Terkait Peretasan 2017, Equifax Sepakat Bayar Rp 9,8 Triliun
San Francisco, Cyberthreat.id – Equifax, salah satu perusahaan pelaporan kredit terbesar di Amerika Serikat, bersedia membayar denda sekitar US$ 700 juta (sekitar Rp 9,8 triliun) menyangkut kasus peretasan data pada September 2017.
Denda tersebut dikeluarkan oleh Federal Trade Commission (FTC) AS atas bocornya data pribadi warga AS yang mencapai 147,9 juta. Data yang bocor meliputi nomor Jaminan Sosial, tanggal lahir, alamat, nomor SIM, dan nomor kartu kredit.
The Wall Street Journal melaporkan kesediaan bayar tersebut berdasarkan sumber anonim yang mengetahui masalah tersebut. Kabarnya, pembayaran itu akan diumumkan Senin (22 Juli 2019).
Menurut The New York Times, yang menurunkan laporannya 19 Juli lalu, uang denda itu akan diberikan kepada konsumen sebagai kompensasi dari pelanggaran data.
Dengan kesanggupan bayar itu, gugatan class action konsumen nasional juga bakal dihentikan. Sebelumnya, atas kejadian kebocoran data itu, FTC, Consumer Financial Protection Bureau (CFPB/Biro Perlindungan Keuangan Konsumen) dan sebagian besar jaksa agung negara bagian melakukan penyelidikan.
Sayangnya, Equifax menolak berkomentar, demikian seperti diberitakan VOA, yang diaskes Senin (22 Juli). Hal sama juga dengan juru bicara untuk FTC dan CFPB enggan memberikan komentar.
Equifax, yang berkantor pusat di Atlanta, adalah salah satu dari tiga biro pelaporan kredit terbesar di AS, di samping Experian dan TransUnion. Equifax memegang rekor pada ratusan juta orang di seluruh dunia dan memberikan sekitar dua miliar file konsumen setiap tahun kepada pemberi pinjaman dan perusahaan lain yang mencari informasi tentang mereka yang mengambil hipotek, pinjaman mobil, kartu kredit dan produk keuangan lainnya.
Kejadian pada dua tahun lalu itu tak hanya warga AS saja yang terkena imbas, tapi beberapa pelanggan di Inggris dan Kanada juga terpengaruh.
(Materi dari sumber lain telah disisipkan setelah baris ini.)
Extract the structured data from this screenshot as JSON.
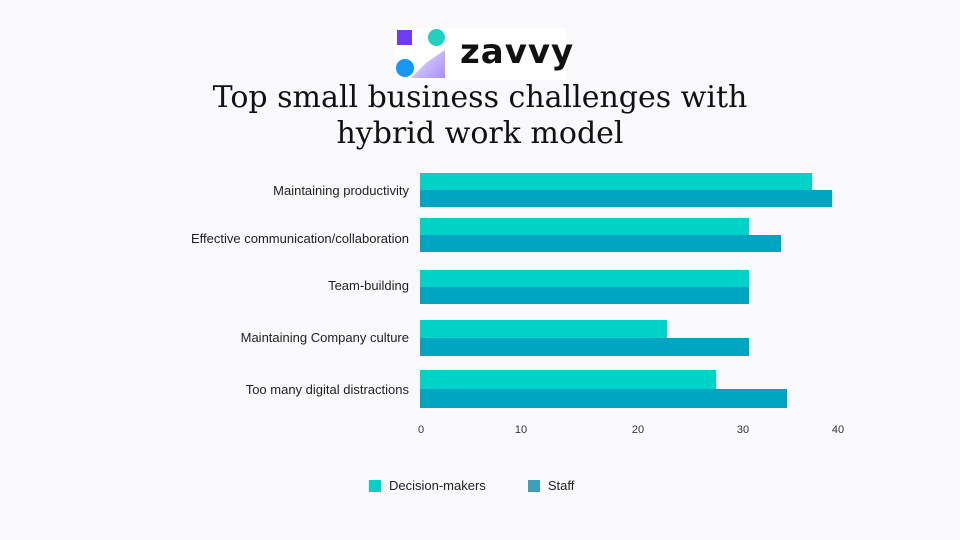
{
  "logo": {
    "wordmark": "zavvy"
  },
  "chart_data": {
    "type": "bar",
    "orientation": "horizontal",
    "title": "Top small business challenges  with hybrid work model",
    "title_lines": [
      "Top small business challenges  with",
      "hybrid work model"
    ],
    "categories": [
      "Maintaining productivity",
      "Effective communication/collaboration",
      "Team-building",
      "Maintaining Company culture",
      "Too many digital distractions"
    ],
    "series": [
      {
        "name": "Decision-makers",
        "color": "#00d2c7",
        "values": [
          37.5,
          31.5,
          31.5,
          23.6,
          28.3
        ]
      },
      {
        "name": "Staff",
        "color": "#00a6c1",
        "values": [
          39.4,
          34.5,
          31.5,
          31.5,
          35.1
        ]
      }
    ],
    "xlabel": "",
    "ylabel": "",
    "xticks": [
      "0",
      "10",
      "20",
      "30",
      "40"
    ],
    "xlim": [
      0,
      40
    ],
    "grid": false,
    "legend_position": "bottom"
  },
  "legend": {
    "decision_makers": "Decision-makers",
    "staff": "Staff",
    "staff_swatch": "#3a9fba"
  }
}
“Kejadian itu mendapat kecaman luas dari anggota parlemen, lembaga penegak hukum, dan konsumen. Bahkan, imbas dari kejadian itu kepala eksekutif Equifax pun mundur dan membuat harga saham perusahaan anjlok,” tulis The New York Times.
Sejak insiden peretasan itu, Equifax, tulis NYT, telah menghabiskan ratusan juta dolar untuk memperbaiki sistem teknologinya. Juga, memberikan layanan pemantauan laporan kredit gratis bagi mereka yang terkena dampak peretasan. Hingga kini, pencuri data tersebut tidak diketahui dari kelompok mana, bahkan para pakar cybersecurity belum melihat informasi-informasi tentang data itu di forum online jual beli data.
Seperti diberitakan BBC kala itu, hacker mengakses informasi pengguna antara pertengahan Mei dan akhir Juli 2017 dengan memanfaatkan kerentanan aplikasi situs web. Para hacker mengakses nomor kartu kredit sekitar 209.000 konsumen dan informasi lainnya.
Atas kejadian itu, Equifax lantas membuat situs web www.equifaxsecurity2017.com yang dapat digunakan konsumen untuk memeriksa datanya termasuk yang terkena imbas atau tidak.
Pada Maret 2018, VOA juga mengabarkan bahwa data yang terpengaruh kembali bertambah 2,4 juta. Namun, data konsumen yang dicuri mengandung informasi pribadi yang lebih sedikit, yaitu hanya nama dan sebagian nomor SIM.
Perusahaan mengatakan tambahan data itu didapat saat pemeriksaan silang sebagian nomor SIM dengan menggunakan data baik sumber data internal maupun eksternal.